Which, in turn, causes him to wind up in jail because, in the opener, we find Joe in jail having been charged with hunting deer on reservation land. After being summarily fined $10 and deciding to work out the fine in jail instead, the court proceedings are interrupted by a large band of Mexicans desperately seeking justice about land claims in the area.

During the subsequent shooting melee when the Mexicans attempt to kidnap the county judge, Joe takes the initiative and gets the judge safely away, and out of harm. After the bandits run, Joe settles down to work off his jail term of ten days – only to be hauled out of that predicament by Robert Duvall's nasty business tycoon, Frank Harlan, who wants to hunt down, with his own band of killers, the leader of the Mexican band, Luis Chama, as portrayed by John Saxon.

Thereafter follows an inventive narrative and denouement as written by one of America's best writers, Elmore Leonard, involving a hunt to the high sierras and a Mexican standoff – and a Mexican standoff - between the Mexican bandits, the American bounty hunters and finally Joe who escapes the clutches of the bounty hunters to try to persuade Chama to plead his case in a court of law.

To say more would ruin the plot for you. Clint does his usual laconic, iron-fisted turn with revolver, rifle and now pistol – an automatic German C96 Mauser, no less (the setting is in 1897 or so, and that pistol began production in 1896). Robert Duvall is suitably slimy and duplicitous, hell bent on killing whomever he wishes to get his way; perhaps a bit of a parody of bad guy, but what the hey! The real parody, however, is Don Stroud, as Lamarr, the gunman who just can't behave while Joe Kidd is around. While John Saxon's Mexican bandit, Luis Chama, is sympathetically done.

The setting is simply and starkly beautiful – snow capped peaks in the sierra, the undulating plain, a frontier town, rocky outcrops, a small village with the inevitable church and bell tower which plays an important and somewhat comedic part in the battle between the competing bands. Director Sturges certainly took advantage of the natural splendor to make this film all that more enjoyable.

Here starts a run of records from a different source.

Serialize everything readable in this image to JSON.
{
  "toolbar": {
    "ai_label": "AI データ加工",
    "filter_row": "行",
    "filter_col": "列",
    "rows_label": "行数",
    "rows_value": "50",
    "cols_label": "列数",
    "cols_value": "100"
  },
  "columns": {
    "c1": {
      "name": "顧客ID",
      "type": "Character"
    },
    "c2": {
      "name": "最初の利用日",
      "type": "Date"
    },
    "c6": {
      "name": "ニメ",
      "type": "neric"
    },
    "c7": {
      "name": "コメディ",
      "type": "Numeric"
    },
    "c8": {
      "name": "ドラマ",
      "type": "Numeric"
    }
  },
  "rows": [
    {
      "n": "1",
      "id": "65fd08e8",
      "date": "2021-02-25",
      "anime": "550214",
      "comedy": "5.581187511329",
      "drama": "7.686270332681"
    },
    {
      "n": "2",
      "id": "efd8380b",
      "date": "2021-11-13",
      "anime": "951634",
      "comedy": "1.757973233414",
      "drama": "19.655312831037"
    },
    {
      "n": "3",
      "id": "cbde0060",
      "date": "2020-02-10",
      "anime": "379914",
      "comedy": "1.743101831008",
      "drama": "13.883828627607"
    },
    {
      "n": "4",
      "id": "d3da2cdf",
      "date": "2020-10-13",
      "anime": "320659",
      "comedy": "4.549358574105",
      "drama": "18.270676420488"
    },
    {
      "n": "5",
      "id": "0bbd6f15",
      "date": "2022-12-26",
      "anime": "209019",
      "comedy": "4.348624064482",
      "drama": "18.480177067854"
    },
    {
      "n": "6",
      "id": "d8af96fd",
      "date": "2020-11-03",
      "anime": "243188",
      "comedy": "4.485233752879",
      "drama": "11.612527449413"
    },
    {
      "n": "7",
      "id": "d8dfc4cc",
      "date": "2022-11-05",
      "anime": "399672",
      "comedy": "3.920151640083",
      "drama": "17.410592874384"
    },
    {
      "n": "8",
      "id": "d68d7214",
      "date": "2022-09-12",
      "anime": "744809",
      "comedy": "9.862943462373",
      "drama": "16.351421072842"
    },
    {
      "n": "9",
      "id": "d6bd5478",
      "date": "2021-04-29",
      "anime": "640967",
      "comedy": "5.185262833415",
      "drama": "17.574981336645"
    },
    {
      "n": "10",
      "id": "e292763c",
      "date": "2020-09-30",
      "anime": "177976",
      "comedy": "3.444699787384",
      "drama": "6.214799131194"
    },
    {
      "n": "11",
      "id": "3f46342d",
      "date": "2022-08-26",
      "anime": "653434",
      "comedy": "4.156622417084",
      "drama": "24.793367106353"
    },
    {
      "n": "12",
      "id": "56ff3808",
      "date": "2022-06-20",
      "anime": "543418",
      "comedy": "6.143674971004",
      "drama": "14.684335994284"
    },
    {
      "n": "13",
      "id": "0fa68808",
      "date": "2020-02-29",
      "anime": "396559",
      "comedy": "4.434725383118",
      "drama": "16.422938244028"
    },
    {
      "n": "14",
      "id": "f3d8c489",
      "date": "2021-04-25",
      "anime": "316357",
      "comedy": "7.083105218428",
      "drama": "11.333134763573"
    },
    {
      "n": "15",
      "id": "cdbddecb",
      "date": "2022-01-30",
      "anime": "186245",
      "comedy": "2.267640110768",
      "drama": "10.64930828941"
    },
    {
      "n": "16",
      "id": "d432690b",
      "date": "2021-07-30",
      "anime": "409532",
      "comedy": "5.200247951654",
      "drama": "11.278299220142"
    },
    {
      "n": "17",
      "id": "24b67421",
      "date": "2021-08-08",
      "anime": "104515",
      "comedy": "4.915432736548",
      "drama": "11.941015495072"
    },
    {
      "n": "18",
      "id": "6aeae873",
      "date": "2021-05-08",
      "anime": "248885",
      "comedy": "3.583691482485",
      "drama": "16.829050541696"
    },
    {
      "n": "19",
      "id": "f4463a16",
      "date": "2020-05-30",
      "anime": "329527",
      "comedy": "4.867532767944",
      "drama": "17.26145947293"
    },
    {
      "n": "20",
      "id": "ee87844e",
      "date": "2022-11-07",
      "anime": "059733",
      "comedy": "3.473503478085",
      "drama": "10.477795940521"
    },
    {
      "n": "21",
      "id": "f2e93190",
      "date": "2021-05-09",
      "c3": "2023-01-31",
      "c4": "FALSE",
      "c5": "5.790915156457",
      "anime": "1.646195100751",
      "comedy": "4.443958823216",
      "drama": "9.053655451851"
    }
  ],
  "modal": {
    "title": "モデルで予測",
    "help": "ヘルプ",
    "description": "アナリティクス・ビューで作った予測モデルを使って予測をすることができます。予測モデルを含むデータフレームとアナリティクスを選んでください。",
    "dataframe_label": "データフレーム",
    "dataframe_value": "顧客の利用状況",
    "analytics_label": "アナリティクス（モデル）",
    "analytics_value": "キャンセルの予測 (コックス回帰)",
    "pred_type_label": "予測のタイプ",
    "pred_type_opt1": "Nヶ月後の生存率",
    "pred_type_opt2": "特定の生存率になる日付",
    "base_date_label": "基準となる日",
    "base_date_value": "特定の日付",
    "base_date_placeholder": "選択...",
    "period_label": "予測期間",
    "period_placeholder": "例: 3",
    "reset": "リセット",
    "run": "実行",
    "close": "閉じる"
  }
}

As always, though, my criticism with Hollywood Westerns made from the fifties to the seventies generally is that the characters are way too clean: these were rough conditions, dirty times, filthy streets. I know there were exceptions, but that just proved the rule. Eastwood's Unforgiven (1995), Jamurschs' Dead Man (1996) or Cimino's Heaven's Gate (1992) redressed that aspect very nicely, however.

For 84 minutes you'll enjoy a good story, well acted and with appropriate action. See it if you can. Recommended for all.